10 Nov 2008

Realization

It's till last night when I realized this; it scared the hell out of me…
I don’t understand my self… I have always thought I do, I have always thought that I know myself very well, I was always able to predict myself, even others… but… when I realized it...

I fell…

Every piece of me is shattered into millions of pieces; I can't feel one structure of me, I lost the sensation of the ground beneath my feet, loosing the will to challenge or to fight, my reflection in the mirror is showing fuzzy pieces that were poorly manufactured.
This is the first time I feel unsure, hesitating, wavering, extremely weak and vulnerable, asking my self whys and not knowing the answeres…

I'm scared…

7 comments:

Qabbani said...

Its just a phase :)

Anonymous said...

Oh dear Dania,
I read your words and remember the "outcast" by Colin Wilson, you are a perfect "Outcast".

Aviation Ombudsman said...

You should read 'Engleby' by Sebastian Faulks.

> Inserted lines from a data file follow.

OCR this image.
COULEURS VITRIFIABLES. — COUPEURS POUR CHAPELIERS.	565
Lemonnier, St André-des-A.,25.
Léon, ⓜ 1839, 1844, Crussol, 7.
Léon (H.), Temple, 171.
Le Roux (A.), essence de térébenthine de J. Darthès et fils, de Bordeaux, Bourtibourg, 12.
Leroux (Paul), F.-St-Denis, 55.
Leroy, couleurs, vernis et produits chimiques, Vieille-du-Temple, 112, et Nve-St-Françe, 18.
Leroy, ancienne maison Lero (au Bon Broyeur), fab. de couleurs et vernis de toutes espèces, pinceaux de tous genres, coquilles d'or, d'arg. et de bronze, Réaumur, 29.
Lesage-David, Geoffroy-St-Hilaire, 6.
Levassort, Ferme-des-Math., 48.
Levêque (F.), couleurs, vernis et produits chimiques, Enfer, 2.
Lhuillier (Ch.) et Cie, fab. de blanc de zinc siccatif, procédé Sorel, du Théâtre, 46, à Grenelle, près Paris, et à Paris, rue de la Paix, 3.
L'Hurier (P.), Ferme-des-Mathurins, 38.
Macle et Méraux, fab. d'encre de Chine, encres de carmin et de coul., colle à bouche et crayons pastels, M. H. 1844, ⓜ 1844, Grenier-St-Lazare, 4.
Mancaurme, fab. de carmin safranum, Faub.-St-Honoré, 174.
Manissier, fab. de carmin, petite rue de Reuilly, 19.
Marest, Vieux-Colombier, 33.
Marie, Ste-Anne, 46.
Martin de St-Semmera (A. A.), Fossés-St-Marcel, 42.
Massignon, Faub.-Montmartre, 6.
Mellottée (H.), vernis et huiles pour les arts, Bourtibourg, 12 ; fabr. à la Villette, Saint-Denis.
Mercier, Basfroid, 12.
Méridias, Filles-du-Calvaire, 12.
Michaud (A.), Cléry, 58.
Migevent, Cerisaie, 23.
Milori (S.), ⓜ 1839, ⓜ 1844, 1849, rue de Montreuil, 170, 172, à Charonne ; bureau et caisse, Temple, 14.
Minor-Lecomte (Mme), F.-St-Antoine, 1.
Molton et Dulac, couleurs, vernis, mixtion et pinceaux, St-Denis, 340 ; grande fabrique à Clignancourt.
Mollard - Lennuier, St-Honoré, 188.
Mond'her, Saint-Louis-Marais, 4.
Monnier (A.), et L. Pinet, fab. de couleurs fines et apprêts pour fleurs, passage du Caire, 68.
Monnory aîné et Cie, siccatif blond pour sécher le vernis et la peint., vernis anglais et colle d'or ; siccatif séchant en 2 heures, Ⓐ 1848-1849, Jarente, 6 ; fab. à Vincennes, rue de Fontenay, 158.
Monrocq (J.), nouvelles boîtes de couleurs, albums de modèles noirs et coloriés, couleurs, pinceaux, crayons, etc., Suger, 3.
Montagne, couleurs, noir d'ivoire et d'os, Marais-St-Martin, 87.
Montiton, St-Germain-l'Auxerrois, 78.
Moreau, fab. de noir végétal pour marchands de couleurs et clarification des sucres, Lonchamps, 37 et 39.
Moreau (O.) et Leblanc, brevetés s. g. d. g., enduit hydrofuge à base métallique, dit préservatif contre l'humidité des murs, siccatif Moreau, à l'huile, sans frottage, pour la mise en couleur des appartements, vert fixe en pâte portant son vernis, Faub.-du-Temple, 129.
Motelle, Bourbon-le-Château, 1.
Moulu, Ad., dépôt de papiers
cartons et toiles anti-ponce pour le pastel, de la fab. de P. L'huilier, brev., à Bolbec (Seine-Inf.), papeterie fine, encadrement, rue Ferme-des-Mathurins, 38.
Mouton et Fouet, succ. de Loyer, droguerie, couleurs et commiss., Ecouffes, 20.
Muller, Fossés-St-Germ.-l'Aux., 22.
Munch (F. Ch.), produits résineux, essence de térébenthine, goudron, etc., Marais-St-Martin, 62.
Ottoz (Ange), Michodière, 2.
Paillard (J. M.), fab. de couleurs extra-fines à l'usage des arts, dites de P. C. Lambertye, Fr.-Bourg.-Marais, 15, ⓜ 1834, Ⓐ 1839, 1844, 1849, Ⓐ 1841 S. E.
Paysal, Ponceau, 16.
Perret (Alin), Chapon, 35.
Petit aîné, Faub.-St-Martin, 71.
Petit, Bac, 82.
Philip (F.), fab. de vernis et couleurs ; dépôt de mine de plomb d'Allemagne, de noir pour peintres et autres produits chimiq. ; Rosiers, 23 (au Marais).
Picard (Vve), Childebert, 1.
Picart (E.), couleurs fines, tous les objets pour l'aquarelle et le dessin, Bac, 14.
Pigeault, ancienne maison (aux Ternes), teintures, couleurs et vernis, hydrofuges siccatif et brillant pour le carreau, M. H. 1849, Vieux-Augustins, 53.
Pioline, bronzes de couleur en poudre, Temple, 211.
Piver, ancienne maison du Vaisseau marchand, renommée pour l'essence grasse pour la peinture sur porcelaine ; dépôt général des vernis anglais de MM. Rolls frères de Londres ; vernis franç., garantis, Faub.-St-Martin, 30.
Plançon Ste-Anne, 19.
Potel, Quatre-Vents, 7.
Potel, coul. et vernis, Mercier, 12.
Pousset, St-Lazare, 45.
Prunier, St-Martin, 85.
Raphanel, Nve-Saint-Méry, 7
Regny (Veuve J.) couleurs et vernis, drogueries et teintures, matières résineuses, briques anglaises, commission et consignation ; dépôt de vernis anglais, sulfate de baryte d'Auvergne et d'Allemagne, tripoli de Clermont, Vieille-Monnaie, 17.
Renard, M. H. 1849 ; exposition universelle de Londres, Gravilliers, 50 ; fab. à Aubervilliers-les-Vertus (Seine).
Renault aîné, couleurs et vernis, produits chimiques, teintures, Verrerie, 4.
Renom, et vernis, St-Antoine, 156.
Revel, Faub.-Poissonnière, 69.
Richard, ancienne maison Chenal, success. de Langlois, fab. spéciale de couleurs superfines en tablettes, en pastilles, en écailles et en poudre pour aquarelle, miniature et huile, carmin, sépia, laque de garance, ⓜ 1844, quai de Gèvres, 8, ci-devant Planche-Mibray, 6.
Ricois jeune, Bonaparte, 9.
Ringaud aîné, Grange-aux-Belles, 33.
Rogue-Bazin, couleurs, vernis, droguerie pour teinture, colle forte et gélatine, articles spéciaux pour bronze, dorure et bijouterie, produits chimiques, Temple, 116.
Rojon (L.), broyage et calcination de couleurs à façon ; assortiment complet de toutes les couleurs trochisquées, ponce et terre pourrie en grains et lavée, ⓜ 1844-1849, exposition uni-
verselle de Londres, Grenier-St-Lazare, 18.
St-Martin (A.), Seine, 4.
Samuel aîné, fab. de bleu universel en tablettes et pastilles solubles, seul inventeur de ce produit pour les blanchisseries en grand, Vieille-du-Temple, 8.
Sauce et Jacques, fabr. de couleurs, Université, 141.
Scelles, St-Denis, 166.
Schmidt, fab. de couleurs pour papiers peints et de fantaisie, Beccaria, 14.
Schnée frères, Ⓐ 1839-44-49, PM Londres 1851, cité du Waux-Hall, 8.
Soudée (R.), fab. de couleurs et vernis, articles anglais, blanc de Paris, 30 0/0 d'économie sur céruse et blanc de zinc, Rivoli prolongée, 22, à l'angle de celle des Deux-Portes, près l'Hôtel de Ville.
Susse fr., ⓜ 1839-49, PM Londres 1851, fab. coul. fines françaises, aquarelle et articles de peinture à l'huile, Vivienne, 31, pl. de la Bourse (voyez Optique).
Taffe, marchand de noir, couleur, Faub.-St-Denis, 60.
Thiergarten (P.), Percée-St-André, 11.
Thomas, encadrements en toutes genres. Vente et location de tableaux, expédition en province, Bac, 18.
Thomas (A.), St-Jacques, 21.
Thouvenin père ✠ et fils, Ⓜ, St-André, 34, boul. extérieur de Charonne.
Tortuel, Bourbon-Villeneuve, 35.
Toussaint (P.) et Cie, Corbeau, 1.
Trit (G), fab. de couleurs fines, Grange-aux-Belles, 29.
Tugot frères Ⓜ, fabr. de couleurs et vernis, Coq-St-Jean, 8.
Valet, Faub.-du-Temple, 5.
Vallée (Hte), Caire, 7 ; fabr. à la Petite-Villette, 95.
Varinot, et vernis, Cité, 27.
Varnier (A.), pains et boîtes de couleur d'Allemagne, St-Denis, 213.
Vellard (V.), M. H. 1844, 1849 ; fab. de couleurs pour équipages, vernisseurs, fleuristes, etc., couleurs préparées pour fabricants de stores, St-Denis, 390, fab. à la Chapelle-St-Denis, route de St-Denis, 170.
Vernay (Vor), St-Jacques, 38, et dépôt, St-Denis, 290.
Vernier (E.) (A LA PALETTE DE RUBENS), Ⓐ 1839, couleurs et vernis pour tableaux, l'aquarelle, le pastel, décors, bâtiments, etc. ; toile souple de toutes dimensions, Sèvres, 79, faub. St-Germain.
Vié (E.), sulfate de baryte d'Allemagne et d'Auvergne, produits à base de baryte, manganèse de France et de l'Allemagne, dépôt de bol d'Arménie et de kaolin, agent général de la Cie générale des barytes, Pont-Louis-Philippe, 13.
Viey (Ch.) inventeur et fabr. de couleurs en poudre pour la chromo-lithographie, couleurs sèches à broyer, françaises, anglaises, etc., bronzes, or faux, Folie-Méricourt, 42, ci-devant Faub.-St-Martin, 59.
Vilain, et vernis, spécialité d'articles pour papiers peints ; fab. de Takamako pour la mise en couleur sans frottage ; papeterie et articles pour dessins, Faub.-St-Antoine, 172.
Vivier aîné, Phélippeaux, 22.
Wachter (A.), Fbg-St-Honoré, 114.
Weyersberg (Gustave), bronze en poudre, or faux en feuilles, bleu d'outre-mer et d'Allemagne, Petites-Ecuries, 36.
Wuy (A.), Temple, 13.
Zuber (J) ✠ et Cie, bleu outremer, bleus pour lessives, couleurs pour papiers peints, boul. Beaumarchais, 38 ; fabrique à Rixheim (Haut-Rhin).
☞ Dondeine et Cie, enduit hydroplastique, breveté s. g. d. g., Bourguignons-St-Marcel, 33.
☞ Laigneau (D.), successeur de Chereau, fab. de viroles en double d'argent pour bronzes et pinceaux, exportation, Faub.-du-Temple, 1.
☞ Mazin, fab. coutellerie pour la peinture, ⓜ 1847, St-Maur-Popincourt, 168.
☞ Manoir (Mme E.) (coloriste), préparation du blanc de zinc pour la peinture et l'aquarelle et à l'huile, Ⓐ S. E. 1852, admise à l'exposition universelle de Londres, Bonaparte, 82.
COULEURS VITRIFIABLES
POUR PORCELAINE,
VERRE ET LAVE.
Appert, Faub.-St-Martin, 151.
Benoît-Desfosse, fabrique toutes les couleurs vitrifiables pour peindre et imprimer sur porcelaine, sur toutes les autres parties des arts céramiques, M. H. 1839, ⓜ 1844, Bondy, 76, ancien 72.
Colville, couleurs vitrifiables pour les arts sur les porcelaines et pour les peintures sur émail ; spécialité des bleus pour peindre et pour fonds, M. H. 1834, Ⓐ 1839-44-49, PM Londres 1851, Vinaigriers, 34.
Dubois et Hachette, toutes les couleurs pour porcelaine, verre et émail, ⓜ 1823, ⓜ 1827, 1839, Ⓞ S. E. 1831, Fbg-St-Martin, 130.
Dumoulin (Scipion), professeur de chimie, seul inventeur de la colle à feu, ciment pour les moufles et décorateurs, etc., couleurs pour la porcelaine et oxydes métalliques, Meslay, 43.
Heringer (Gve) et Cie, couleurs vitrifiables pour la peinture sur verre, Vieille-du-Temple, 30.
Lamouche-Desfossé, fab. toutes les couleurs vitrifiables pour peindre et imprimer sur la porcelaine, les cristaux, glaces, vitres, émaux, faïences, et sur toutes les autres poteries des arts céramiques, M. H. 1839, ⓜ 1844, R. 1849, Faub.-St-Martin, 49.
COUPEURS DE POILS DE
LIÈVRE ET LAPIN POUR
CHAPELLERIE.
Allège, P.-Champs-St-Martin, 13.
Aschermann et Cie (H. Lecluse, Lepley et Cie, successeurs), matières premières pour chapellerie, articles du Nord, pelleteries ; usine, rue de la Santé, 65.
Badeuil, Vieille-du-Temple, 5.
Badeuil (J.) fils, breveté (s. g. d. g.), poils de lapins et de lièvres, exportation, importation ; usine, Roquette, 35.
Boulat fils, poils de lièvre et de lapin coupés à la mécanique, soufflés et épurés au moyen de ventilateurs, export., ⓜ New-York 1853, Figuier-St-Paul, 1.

The exact thing you describe happens to him (but your story will be different overall!)

Anonymous said...

did anyone say outcast?!

dania, I feel bad for you, hope you feel better soon... tell you a little secret: we all know too little about ourselves, just find someone who knows you better than you know yourself and see what happens.. I didn't like what I saw, but I know myself better now.

Anonymous said...

Strong

Dania said...

@Qabbani: the problem with this phase is it is a realization, but hope so anyway

@ anonymous 1: I've read "Outcast" 3 years ago, I think it might help if I did again, or maybe not!

@ aviation ombudsman: I have researched the book, it looks interesting, its on my list now, thnx

@ Anas: "The outcast blogger" , thnx for the advice, I should stop analyzing my reactions for now, I keep do this after the realization. I wish I can find some one who knows me better than I do, but the thing is I cant express the whole me, there are always hidden parts that even I don’t know about.

@anaonymous -2- : ….ly lost

Anonymous said...

Dania,

That's exactly my point, that person - when you encounter him/her - will see right through you, not analyze how you express yourself, but just realize the bits of you that too hard for you to see.

it's like asking someone to scratch that area in your back that you can't reach with your hand, it's that simple.